Raising the Bar is Not Easy

In a series of cases over the last few years it seems clear that the College of Physicians and Surgeons of Ontario has been trying to impose more significant sanctions in sexual abuse and sexual impropriety cases. It has had limited success. The latest setback is found in Horri v. The College of Physicians and Surgeons, 2018 ONSC 3193, http://canlii.ca/t/hs8sz. Dr. Horri began a sexual relationship with a vulnerable and relatively young patient two weeks after the professional relationship ended. He acknowledged that he later learned that this conduct was unacceptable because of the ongoing power imbalance. He successfully completed a boundaries course, including follow up visits and introduced psychiatric evidence indicating that he was of a low risk to repeat such conduct.

The discipline panel revoked Dr. Horri’s registration. The Court said:

The Committee acknowledged that revocation was outside the range of typical penalties imposed in prior cases; however, revocation was justified because of the seriousness of Dr. Horri’s misconduct and the Committee’s concern that he did not have sufficient insight to control himself in the future. The Committee offered no review of similar cases. The Committee held that typical penalties might need to reflect changing societal values.

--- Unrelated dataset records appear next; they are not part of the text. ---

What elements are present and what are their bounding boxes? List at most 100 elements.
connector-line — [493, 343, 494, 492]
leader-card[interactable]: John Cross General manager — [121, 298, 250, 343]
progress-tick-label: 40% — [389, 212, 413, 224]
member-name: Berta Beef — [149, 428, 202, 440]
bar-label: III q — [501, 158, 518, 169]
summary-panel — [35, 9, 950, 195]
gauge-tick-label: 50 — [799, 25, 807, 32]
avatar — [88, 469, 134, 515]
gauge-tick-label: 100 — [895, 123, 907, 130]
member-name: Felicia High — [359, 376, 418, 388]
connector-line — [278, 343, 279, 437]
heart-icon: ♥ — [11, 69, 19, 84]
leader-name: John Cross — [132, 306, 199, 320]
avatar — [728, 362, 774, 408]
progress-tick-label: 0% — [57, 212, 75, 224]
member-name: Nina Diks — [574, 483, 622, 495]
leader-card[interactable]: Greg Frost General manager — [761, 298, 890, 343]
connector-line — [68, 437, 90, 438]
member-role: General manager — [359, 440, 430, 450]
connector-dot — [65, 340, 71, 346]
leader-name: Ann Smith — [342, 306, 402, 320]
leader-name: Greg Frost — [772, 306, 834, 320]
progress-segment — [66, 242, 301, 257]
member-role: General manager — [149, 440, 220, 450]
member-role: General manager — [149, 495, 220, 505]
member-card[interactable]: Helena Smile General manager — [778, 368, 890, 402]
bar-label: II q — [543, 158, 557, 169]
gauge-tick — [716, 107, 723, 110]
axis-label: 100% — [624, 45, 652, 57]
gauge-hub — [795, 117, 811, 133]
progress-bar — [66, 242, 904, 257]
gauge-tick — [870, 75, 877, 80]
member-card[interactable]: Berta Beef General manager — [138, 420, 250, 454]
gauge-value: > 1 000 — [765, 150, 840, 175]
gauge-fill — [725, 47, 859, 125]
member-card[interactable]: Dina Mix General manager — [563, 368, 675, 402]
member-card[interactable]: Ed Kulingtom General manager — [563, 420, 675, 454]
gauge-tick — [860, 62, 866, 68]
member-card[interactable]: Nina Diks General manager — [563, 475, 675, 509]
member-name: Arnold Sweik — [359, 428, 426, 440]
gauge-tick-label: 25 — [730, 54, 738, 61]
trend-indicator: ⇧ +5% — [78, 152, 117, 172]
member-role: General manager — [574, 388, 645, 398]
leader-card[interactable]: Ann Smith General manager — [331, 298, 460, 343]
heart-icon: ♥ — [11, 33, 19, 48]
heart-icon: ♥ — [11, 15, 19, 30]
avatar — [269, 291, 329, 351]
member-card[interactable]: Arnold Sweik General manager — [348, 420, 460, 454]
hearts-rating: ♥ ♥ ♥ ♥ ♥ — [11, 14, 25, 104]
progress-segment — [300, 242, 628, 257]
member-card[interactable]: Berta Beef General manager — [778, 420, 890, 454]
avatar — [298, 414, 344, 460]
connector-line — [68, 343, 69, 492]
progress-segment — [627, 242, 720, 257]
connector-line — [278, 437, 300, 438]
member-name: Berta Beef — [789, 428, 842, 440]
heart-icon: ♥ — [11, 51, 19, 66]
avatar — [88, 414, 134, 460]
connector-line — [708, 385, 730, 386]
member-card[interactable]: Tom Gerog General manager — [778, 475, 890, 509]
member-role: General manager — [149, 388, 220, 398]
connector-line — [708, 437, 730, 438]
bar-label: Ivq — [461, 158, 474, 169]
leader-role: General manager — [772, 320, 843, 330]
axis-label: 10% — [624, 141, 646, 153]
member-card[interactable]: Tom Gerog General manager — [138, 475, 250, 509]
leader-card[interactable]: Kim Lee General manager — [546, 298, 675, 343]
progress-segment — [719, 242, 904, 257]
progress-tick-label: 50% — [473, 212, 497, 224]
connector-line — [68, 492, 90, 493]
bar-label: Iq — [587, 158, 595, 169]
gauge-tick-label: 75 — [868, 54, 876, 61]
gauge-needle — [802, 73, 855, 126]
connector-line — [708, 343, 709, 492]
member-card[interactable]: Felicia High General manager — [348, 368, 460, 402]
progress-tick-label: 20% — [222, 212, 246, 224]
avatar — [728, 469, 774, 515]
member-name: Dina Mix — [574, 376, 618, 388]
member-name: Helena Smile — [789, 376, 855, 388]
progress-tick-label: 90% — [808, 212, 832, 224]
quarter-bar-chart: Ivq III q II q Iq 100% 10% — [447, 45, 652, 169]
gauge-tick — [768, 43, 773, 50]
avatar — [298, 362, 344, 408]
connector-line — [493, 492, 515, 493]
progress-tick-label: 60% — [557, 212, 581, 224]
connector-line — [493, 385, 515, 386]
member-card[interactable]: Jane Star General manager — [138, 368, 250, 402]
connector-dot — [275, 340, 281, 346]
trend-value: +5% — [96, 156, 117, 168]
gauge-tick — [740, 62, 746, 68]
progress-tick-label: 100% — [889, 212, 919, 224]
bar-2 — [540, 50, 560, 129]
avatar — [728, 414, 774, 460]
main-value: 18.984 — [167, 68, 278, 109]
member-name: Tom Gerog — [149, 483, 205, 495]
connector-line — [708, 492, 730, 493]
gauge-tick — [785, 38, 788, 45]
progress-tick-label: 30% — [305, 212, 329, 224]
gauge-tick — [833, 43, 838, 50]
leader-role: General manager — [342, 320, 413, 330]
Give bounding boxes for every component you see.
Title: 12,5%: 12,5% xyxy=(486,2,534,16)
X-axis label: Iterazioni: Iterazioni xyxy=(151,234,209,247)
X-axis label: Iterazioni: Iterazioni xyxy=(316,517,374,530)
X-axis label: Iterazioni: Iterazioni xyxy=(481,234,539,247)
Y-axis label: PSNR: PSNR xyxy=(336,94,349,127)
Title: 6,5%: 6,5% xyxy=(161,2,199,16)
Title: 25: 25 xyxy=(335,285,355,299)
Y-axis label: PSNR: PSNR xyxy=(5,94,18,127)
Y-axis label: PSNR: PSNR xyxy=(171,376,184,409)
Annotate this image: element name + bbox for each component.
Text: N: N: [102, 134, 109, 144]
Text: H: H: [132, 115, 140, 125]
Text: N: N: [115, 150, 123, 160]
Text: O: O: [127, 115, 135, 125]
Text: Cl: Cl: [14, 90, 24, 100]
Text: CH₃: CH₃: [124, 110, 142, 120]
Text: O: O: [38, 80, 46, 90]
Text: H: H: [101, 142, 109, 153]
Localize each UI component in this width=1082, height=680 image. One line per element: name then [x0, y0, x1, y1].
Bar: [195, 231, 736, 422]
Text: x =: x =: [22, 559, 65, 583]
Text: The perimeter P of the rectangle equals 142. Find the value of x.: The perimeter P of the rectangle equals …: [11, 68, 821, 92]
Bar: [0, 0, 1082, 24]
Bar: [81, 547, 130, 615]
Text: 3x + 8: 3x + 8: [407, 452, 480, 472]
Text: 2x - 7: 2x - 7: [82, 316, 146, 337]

The Divisional Court quashed the revocation and returned the matter for further consideration. The Court held that where there was a significant increase in the sanction from the existing range of cases, some of which were even more serious in nature, the panel had to provide persuasive analysis beyond “changing societal values”. The previous cases needed to be evaluated in detail. The Court also indicated that, while it was open to the panel to reject opinion evidence about future risk of harm, it had to do so carefully and that it still needed affirmative evidence to conclude that there was an actual risk of harm.

Interestingly, the same month as this decision was released, amendments to the RHPA deemed such conduct to be “sexual abuse” engaging a mandatory order of revocation. Sometimes legislation is easier than litigation.